Many people who school their children at home “typically are liberal arts kinds of families,” he said, who think history, philosophy, theology and literature are important elements to a college education.

Cook described the Great Books program as a collection of writings by roughly 100 authors generally considered to contain much of the wisdom of Western civilization.

He said part of the idea behind the college was that young people today get caught up in a technology-heavy world, and they would benefit intellectually and spiritually from a college experience that involved such things as caring for a horse, or a calf, and hikes through the country.

“It is really an attempt to establish a remedial connection to the real world, the natural world. … The creativity that’s engendered by living on a farm is pretty good, pretty helpful, I think,” he said.
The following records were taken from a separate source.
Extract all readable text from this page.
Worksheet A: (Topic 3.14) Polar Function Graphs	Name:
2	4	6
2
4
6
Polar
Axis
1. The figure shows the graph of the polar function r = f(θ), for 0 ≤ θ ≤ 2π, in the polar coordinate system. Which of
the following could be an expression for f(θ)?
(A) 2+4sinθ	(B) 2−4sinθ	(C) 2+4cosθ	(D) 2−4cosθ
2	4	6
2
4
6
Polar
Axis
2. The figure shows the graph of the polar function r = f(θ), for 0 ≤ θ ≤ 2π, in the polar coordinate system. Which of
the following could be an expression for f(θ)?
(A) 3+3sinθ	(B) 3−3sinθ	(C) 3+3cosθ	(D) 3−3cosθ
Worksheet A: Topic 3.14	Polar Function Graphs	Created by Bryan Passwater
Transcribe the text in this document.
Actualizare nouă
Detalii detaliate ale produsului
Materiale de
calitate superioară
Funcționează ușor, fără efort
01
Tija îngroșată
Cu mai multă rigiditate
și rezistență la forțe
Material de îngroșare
He said the founders consider Wyoming to be an ideal place for learning the kinds of natural values that come from living close to the land.

Hank Coe, chairman of the state Senate Education Committee, said he would welcome the college to Wyoming if it will offer a quality education.

Coe, a member of Wyoming’s Education Commission of the States, said the Legislature last year passed legislation to
prohibit “diploma mills” from forming in Wyoming and to prohibit schools from claiming a religious affiliation to avoid paying taxes.

But as long at the Catholic college will play by the rules, Coe said it would likely be a benefit to Wyoming.

“If they come in and they want to open up a liberal arts college here, that’s fine,” he said.

The undertaking is a joint plan of Bishop David Ricken and several lay persons, according to Cook. The founders committee includes Ricken, Cook, Casper College Philosophy and Humanities Professor Robert Carlson, Catholic Monsignor James Conley of the Vatican Congregation for Bishops, Hillsdale College Associate Provost David Whalen, Wheatland attorney and rancher Ray Hunkins, Kansas City attorney Marc Kuemmerlein, and Gary Seaton, a private financier from Albuquerque.

Cook said there are few Catholic liberal arts colleges left in the country.

“They sort of became abandoned before we realized how valuable they were,” he said.

Considering the unique experience the Wyoming Catholic college would offer its students, Cook said the founders do not see it as being in direct competition with the kind of education a student would receive at the University of Wyoming or the state’s community colleges.

“We think it’s of great importance to offer this in today’s world,” Cook said.